Then, upon a day two years after she had triumphantly placed Eddie’s book and letter in his hands, it was his turn to bring her a letter.
“You see the bad penny has turned up again,” he remarked, dryly.
She looked questioningly at the folded sheet. Its post-mark was Fortress Monroe and the hand-writing was not familiar to her.
“What is it?” she asked.
“A letter from Dr. Archer. He’s surgeon at the fort, you know. Read it. It is about Edgar.”
With shaking hands and a blanched face she spread open the sheet. A nameless dread possessed her. A letter about Eddie—not from him—and from a surgeon! For a moment darkness seemed to descend upon her and she could not make out the characters before her. She pressed her hand upon her heart. In sudden alarm, her husband rushed to a celaret nearby and brought out a decanter of wine. Pouring a glass he pressed it to her lips.
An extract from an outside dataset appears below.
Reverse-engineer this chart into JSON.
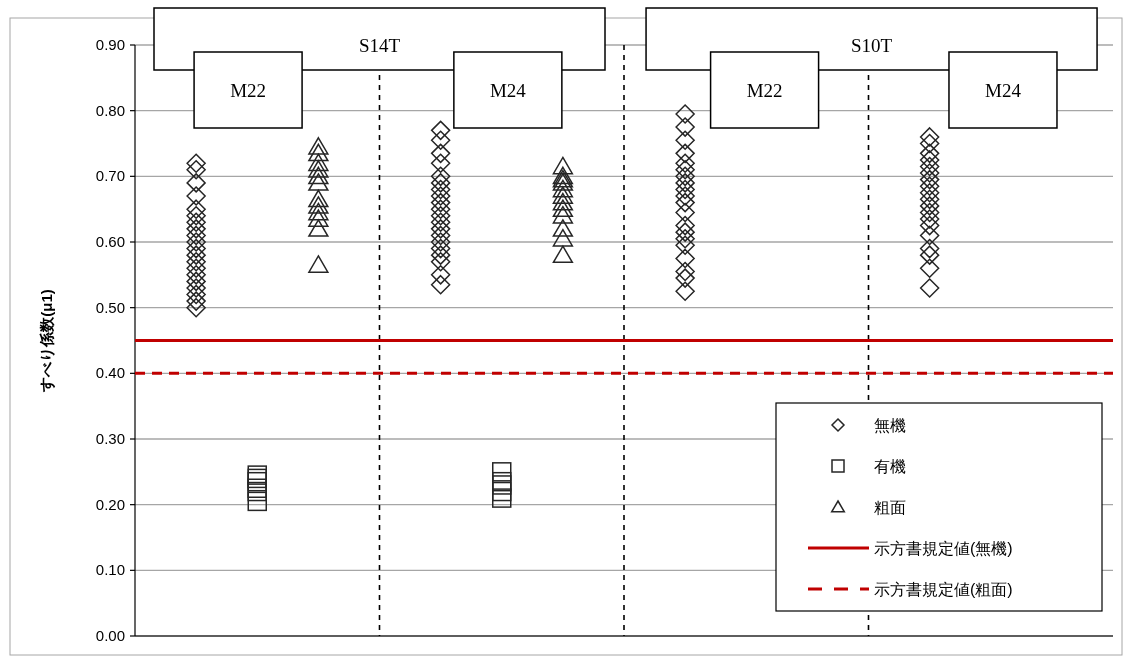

“Eddie,” she gasped, as soon as she could speak. “Is he well?”
In spite of John Allan’s anxiety, he was irritated, and showed it.
“Pshaw, Frances!” he exclaimed. “I hoped you had forgotten the boy. Yes, he’s well, and, I’m glad to say, in a place where he is made to behave.”
She calmed herself with an effort and began to read the letter. The story it told had a smack of romance.
Dr. Archer had (he wrote) been called to the hospital in the fort to see a private soldier by the name of Edgar A. Perry, who was down with fever. The patient spoke but little but the Doctor was struck with his marked refinement of look and manner, and there was something familiar to him about the prominent brow and full grey eyes, though the name was strange to him. His attention was aroused and he could not rid himself of the impression that he had seen the young man before. He mentioned the fact to some of the officers and found at once that his patient was a subject of deep interest to them. They felt sure (they told him) that he had a story. His polished manners and bright and cultivated conversation seemed to them incongruous with the duties of a private soldier, and they laughingly said that they suspected they were entertaining an angel unawares. Yet his duties were performed with the utmost faithfulness and efficiency. He had never been heard to speak of himself or his past in a way which would throw any light upon his history, and his reserve was of the kind which was bound to be respected. Dr. Archer had grown (he wrote) more and more interested in his patient as he became better acquainted with him, and being convinced that the young man had for some reason, gotten out of his proper sphere, he determined to try and help him back to it.
By the time the young soldier was convalescent the Doctor had won his confidence and obtained from him the confession that the name of Perry was an assumed one, and that he was none other than Mr. Allan’s adopted son, Edgar Poe, whom Dr. Archer had not seen since he was a small boy.